C’est pourquoi nous vous prions affectueusement (Révérend Père Vicaire) qu’ayant vu le sceau de notre congrégation, par lequel nous vous certifions et témoignons le voyage du porteur, ainsi qu’il vous plaise le renvoyer vers nous avec votre certification écrite et scellée au pied de la présente, et en cette même condition, nous souhaitons et désirons que Nicolas Bénard, jeune homme du diocèse de Paris, et y demeurant, lequel nous connaissons être bon catholique et dévot en Notre Seigneur Jésus-Christ, ainsi que le témoignons par les présentes lettres munies de notre sceau pour lui servir de certificat, puisse faire son voyage, et vous prions par charité chrétienne que comme ledit Bénard est fidèle sujet du très chrétien roi de France et fort affectionné et dévot de notre société reconnue première par tout le monde, il vous soit très recommandé en toutes sortes de bons offices comme compagnon et confrère de notre société, et s’il advient (qu’à Dieu ne plaise) qu’il décède en chemin, il soit par vous reçu et tenu pour chevalier et voyageur de Jérusalem au nom de Jésus-Christ notre chef, afin qu’au jour du jugement, les pèlerins reçus et traités au nom de Notre Seigneur et les hôtes d’iceux, et nous, puissions ensemble recevoir la récompense de la vie éternelle.

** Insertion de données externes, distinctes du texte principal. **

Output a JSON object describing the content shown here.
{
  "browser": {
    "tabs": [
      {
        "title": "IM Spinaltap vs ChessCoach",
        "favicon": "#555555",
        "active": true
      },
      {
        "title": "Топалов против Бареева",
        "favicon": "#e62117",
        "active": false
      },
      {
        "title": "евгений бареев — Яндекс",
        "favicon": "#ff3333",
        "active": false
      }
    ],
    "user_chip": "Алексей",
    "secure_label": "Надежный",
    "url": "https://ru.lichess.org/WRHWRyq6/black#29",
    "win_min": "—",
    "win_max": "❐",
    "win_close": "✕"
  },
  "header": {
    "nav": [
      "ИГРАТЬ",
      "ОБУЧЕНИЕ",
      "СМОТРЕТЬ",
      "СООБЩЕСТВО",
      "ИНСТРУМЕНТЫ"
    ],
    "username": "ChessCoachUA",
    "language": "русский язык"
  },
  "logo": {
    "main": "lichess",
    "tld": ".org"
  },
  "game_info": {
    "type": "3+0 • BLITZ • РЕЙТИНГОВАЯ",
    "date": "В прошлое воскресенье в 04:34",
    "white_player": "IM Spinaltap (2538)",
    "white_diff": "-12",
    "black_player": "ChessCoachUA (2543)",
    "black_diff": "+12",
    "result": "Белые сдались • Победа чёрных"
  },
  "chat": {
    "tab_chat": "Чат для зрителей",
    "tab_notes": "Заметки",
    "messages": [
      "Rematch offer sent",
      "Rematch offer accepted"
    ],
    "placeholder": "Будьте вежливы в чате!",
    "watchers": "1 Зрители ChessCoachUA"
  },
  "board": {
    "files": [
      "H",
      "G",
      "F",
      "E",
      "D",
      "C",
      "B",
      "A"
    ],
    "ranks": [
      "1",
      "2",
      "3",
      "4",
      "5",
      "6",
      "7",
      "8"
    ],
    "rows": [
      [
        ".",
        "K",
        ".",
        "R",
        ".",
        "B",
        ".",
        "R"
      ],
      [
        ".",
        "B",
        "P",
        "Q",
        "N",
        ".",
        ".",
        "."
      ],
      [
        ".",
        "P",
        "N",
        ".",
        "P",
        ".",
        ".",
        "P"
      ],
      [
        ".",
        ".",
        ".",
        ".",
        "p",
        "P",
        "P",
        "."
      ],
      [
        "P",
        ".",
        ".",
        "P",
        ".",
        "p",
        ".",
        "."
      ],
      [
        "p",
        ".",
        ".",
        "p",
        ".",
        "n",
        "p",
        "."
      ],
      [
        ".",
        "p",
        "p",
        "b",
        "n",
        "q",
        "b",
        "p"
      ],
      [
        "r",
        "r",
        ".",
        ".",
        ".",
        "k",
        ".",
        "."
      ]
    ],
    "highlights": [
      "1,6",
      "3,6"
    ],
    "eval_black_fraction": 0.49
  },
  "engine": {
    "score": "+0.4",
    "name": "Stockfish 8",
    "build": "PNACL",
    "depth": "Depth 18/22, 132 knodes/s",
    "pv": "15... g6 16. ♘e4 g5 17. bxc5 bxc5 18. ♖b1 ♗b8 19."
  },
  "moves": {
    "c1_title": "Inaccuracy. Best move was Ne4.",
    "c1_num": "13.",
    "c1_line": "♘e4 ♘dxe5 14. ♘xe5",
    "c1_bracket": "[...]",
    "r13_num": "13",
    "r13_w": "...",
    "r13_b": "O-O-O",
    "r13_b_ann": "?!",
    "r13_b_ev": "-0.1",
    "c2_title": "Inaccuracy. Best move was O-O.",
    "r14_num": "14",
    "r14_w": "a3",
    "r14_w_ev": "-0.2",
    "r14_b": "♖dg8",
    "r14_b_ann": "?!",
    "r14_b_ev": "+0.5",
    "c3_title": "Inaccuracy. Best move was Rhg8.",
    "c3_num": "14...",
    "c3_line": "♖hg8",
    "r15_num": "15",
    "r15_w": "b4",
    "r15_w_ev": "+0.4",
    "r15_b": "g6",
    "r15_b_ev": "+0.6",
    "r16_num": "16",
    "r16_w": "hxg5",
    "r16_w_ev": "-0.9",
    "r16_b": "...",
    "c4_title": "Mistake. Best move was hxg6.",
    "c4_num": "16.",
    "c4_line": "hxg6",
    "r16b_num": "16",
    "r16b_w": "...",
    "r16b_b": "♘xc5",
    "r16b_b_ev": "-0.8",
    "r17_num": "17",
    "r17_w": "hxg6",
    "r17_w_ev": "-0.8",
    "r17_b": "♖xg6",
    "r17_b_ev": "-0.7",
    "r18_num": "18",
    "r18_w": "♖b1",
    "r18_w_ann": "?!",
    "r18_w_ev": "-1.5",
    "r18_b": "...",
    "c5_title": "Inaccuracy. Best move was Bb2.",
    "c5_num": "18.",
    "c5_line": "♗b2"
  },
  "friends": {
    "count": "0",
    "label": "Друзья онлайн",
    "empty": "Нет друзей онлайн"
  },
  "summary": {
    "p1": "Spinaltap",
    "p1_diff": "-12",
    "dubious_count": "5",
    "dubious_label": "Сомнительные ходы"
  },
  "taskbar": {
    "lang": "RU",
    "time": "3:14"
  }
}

Donné à Paris au couvent des Cordeliers, l’an de grâce 1616, au mois de juillet.
Signé de douze anciens tant chevaliers que voyagers de Jérusalem.
Henry de Condy, par la grâce de Dieu et du Saint Siège apostolique évêque de Paris.
À tous fidèles chrétiens qui ces présentes verront en Notre Seigneur, salut.
Savoir faisons comme ainsi soit que notre cher et aimé Nicolas Bénard, honnête jeune homme de la paroisse de Saint-Germain de l’Auxerrois à Paris nous avait exposé et fait entendre qu’il avait intention et un saint désir d’aller en Jérusalem moyennant la grâce de Dieu, pour y visiter par dévotion et piété chrétienne le saint-Sépulcre de Notre Seigneur Jésus-Christ, et les autres saints lieux de Bethléem et de la Terre sainte.
À cette cause, il nous avait humblement requis et supplié lui vouloir bailler lettres testimoniales pour certification de la foi et religion catholique, ensemble de la probité de sa vie et mœurs. Nous désirant satisfaire à ses vœux et humbles prières, lui avons octroyé ces présentes, par lesquelles nous attestons et certifions à tous qu’il appartiendra que ledit Nicolas Bénard est bon catholique et de bonne vie et qu’il n’est infecté d’aucune opinion d’hérésie ni lié d’aucune excommunication qui le puisse empêcher d’être reçu et administré des saints sacrements de l’Église ainsi qu’il nous est apparu par le témoignage de plusieurs hommes dignes de foi et autrement légitimement.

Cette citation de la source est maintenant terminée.